東京、本郷で開かれている「ガン哲学外来」に参加している50代の主婦。


去年からここで、みんなと話し合うことで死の恐怖や不安を受け止めようとしてきました。3年前に最初の食道がんが見つかり、手術を終えたその2か月後に、今度は咽頭がんが見つかりました。

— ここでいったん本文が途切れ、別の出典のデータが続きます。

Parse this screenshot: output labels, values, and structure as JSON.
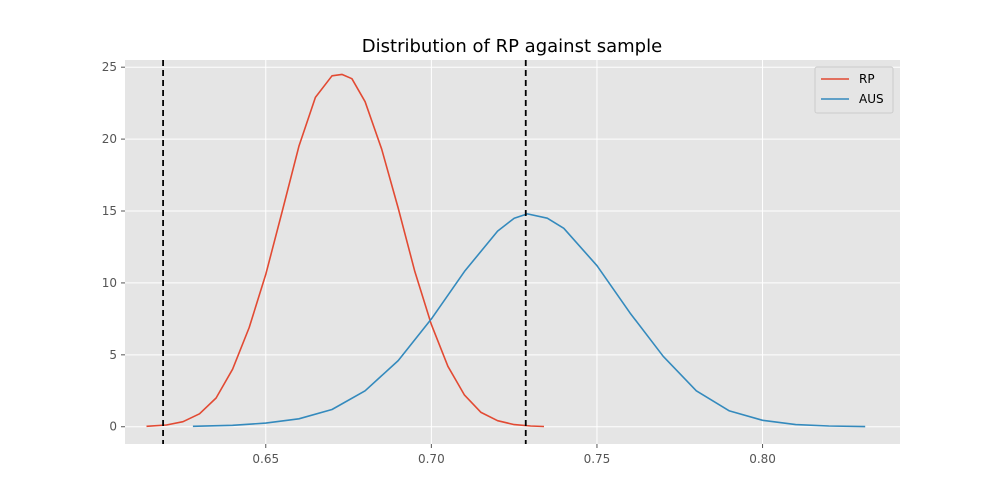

「告知を受けた病院の帰り道で、これは大変なことになったぞ、と自宅に戻ったのは覚えています。」


抗がん剤の治療は予想以上の苦しみでした。
髪の毛は抜け、食事がとれない。
体力もなくなる。
それでも懸命に治療を続けた。
しかし、昨年1月、今度はリンパ節にガンが見つかりました。


「なんで?」
「なんで、あれだけ苦しい抗がん剤をしたのに、治ったんじゃないんですか?」


このとき初めて「死」を意識したと話していました。


治療しても治療してもガンは治らない。
この、どこにもぶつけられない怒りや絶望感を誰かに聞いてほしい!
誰かと分かち合いたい。
そんな思いを受け止めてくれるのが「ガン哲学外来」の仲間たちなのです。

樋野さんがある日、
「天寿ガンでいってみますか?」と彼女に言います。


この言葉をもらって、その女性のガンとの闘病生活は大きく変わりました。


“天寿ガン”とは、ガンを抱えたまま命を全うするということです。


「ガンで苦しんで死ぬんじゃなくて、天寿ガンっていう考え方もあるんだなって、(ガンと)共存するという考えがあるんだなって、印象深かったです」


女性は去年の7月、さらに肺に転移が見つかりました。
医師からは、これまでより強い抗がん剤治療を勧められましたが、断る決断をしました。闘病して苦しむ時間よりも、毎日のささやかな瞬間を楽しみたい、と。

最後に

番組の後半で、カトリック修道会の鈴木秀子さんのお話がありました。


鈴木さんは、37年前、階段から落ちた時に臨死体験をされています。
その経験を踏まえ、さらに多くの人の最期を見取ってきた中で感じたこと。


それは、
「“死”なんて特別なものではなく、人生の続きにあるもの。
最期の瞬間は病との戦いも終わり、肩書や役割などずべてのものから解放されていく。